Адмирал вынул пачку кредиток и переложил их в карман камзола Непенина. Он старался внушить своему другу, что если нельзя сразу исправить главного, то всегда можно улучшить мелочи. Непенин прежде всего должен заботиться о своем здоровье, хорошо есть, иметь теплую шубу. Ибо пока человек жив, все можно изменить и поправить. Тех денег, что у него сейчас в кармане, ему хватит на его нужды и на то, чтоб приобрести расположение стражи. Для лучшего вразумления адмирал взял Непенина за плечи и слегка его встряхнул.
Непенин не противился ничему, выслушивал практические советы и даже предложил заколоть булавкой карман, в который адмирал положил ему деньги. Карман, однако, оказался худой. Ушаков взял у Локусты иголку с суровой ниткой и, делая крупные неровные стежки, сам стал зашивать дыру.
Непенин, скосив глаза, следил, как двигалась иголка в руке адмирала.
– Ты знаешь, – вдруг сказал Непенин в ответ на все увещания, – та мера свободы, коя уже достигнута человечеством, может быть побеждена лишь на короткое время. Свобода подобна реке в ее течении: чем дальше от истоков, тем шире.
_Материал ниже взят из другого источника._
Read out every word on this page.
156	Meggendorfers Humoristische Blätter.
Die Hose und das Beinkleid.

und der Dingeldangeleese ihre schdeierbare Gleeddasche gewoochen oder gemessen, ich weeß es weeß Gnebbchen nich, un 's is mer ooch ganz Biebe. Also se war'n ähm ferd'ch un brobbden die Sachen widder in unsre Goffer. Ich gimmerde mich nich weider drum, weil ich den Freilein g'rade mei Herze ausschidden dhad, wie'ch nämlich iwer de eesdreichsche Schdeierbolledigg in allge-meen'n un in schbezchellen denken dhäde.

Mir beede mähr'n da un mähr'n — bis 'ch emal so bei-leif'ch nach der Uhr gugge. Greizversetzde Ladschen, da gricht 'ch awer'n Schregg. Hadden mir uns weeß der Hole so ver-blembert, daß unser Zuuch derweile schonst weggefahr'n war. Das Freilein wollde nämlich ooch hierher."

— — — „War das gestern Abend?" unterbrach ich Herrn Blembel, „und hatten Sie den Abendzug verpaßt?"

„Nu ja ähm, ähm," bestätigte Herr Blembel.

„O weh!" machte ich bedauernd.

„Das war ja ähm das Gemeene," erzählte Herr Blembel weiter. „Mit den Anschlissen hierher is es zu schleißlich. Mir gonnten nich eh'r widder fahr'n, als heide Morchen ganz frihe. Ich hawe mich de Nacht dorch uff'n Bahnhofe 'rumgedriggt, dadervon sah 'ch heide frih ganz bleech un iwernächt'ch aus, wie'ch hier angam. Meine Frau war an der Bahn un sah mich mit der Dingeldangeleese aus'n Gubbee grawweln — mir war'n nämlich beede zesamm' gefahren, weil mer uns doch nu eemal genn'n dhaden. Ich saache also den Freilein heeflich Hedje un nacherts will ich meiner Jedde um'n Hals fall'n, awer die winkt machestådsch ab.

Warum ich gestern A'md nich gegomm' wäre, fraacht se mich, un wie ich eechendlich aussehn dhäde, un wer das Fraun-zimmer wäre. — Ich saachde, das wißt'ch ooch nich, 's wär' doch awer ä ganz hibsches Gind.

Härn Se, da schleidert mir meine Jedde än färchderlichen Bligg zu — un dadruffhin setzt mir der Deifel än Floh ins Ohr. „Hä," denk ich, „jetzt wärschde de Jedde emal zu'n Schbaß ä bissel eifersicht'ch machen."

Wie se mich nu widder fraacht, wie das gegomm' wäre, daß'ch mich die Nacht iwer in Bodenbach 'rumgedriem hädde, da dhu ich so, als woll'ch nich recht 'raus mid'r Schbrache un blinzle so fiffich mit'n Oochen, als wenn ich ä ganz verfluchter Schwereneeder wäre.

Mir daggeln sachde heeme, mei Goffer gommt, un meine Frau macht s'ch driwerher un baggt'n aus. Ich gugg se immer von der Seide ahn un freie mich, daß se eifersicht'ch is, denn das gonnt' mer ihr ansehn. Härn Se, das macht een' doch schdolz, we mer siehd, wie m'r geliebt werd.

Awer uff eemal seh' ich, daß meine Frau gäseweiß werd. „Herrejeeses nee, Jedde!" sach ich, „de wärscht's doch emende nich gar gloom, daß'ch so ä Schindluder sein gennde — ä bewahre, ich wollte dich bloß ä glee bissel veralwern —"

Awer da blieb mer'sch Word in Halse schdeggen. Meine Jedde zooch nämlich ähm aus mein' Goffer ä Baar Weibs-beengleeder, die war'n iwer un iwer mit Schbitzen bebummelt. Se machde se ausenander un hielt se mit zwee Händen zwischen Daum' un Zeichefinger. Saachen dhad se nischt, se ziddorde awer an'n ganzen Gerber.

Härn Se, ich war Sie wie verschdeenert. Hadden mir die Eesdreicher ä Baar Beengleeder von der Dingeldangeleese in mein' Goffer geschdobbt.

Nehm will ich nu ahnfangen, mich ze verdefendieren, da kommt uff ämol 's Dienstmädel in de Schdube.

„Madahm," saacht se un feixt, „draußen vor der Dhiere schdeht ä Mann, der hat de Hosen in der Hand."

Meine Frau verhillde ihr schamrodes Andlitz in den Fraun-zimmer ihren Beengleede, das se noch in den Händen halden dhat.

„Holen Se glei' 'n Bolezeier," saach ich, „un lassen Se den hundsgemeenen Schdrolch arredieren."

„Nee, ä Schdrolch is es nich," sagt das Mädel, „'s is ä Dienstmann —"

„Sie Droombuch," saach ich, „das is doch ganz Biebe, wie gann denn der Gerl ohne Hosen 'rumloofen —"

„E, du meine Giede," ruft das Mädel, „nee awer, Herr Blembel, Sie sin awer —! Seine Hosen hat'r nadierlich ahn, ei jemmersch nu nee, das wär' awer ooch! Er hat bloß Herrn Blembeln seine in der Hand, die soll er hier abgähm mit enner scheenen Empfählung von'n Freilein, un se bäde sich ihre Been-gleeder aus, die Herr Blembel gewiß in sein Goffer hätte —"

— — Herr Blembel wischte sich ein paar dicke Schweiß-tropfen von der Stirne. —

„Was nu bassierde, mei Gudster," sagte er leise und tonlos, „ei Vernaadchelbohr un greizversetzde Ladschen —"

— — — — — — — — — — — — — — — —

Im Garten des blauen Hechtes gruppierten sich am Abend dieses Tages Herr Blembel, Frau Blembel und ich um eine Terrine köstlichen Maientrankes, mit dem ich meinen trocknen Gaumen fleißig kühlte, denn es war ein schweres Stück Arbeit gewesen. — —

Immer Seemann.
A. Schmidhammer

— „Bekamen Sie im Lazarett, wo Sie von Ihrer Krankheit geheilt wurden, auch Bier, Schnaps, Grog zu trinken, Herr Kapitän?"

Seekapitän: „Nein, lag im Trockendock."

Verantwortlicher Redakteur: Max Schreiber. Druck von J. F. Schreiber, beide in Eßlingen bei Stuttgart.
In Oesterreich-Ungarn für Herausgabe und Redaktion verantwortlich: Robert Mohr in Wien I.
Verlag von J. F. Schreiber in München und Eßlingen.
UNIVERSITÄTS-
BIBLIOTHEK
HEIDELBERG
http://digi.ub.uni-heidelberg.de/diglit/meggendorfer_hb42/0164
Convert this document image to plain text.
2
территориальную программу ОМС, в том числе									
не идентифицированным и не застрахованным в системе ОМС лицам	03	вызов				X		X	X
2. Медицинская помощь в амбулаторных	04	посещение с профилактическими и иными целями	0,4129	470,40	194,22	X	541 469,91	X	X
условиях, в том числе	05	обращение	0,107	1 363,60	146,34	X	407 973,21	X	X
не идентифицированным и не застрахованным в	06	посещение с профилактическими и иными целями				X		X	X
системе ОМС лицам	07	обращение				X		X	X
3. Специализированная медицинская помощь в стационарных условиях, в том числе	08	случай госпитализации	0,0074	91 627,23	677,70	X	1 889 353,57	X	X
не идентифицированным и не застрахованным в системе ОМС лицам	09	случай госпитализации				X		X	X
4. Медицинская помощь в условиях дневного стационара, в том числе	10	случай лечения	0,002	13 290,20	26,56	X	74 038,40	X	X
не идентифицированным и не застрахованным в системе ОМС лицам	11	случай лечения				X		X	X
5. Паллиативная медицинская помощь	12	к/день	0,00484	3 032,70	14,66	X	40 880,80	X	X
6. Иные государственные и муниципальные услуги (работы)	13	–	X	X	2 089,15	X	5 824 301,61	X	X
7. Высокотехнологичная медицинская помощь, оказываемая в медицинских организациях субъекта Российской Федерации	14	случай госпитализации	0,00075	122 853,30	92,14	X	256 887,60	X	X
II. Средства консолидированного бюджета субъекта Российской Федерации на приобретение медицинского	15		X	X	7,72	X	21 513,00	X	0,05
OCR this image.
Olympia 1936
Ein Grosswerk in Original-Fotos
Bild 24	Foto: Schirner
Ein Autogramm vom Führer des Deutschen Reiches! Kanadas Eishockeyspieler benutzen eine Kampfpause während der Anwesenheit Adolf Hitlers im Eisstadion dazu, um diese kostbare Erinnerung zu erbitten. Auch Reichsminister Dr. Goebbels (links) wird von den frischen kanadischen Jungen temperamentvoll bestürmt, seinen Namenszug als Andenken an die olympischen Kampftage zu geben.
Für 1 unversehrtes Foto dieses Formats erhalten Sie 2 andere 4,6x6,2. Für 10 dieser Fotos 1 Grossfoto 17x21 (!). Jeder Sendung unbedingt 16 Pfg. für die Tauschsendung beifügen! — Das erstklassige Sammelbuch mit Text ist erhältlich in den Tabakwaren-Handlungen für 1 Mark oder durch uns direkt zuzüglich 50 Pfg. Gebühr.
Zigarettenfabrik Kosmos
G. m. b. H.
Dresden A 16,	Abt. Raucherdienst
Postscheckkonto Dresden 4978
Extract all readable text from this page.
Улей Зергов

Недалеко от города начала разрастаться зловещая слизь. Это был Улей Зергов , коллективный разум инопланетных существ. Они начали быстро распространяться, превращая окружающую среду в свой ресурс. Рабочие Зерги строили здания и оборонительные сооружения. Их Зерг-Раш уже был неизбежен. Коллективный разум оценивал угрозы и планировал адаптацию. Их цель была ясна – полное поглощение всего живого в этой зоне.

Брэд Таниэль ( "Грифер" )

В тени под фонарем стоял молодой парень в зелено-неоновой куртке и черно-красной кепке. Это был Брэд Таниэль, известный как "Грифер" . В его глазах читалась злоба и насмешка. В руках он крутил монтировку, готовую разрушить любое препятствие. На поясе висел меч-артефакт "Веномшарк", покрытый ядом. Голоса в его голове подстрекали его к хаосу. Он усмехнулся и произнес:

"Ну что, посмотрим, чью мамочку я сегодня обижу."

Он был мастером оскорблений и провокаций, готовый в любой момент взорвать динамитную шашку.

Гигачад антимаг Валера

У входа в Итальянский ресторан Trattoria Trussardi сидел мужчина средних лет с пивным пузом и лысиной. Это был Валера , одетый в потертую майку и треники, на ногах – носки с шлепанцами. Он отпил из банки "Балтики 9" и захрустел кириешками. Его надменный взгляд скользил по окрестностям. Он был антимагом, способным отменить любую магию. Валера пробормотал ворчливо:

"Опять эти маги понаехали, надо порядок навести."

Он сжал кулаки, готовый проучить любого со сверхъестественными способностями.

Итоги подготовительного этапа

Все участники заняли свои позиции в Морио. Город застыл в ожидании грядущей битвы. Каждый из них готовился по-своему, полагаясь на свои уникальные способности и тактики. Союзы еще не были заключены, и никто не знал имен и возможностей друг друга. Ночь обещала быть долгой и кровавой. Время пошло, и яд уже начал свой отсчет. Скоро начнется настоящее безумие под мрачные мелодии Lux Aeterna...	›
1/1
А тиранам не победить человеческого духа так же, как и не повернуть времени вспять.
Адмирал опустил руки. Лицо его неожиданно дрогнуло. Он быстро оборвал нитку и отвернулся.
За черными берегами бухты, сквозь мутную завесу, мерцал неясный свет. Казалось, там начинало всходить солнце.
– Уже рассвет, – тихо сказал Непенин.
– Это горит херсонесский маяк, – так же тихо отозвался адмирал.
Сухая рука Непенина нащупала в темноте его плечо.
– Так ты думаешь, что надо взять теплые вещи? – спросил он.
– Необходимо, Петр Андреич.
Непенин сердито засопел и крепко обнял Ушакова за шею.
…На рассвете дрожки адмирала остановились у рогаток на дороге в Ак-Мечеть.
Падал все тот же мокрый снег. Вершины гор исчезли под осевшими облаками. Дорога, поднимаясь, уходила в туман. Торжественная тишина утра нарушалась едва слышным шуршанием падающего снега.
Припадая на изуродованную ногу, подбежал к дрожкам инвалид. Это был старый матрос, раненный еще при Фидониси. Поверх драной, заплатанной фуфайки он набросил на плечи мешок. Инвалид хотел приподнять облепленную снегом длинную жердь, чтоб пропустить адмиральский возок.
– Подожди, – сказал адмирал. Он спрыгнул из дрожек в снег и подошел к рогаткам. – Никто не проезжал?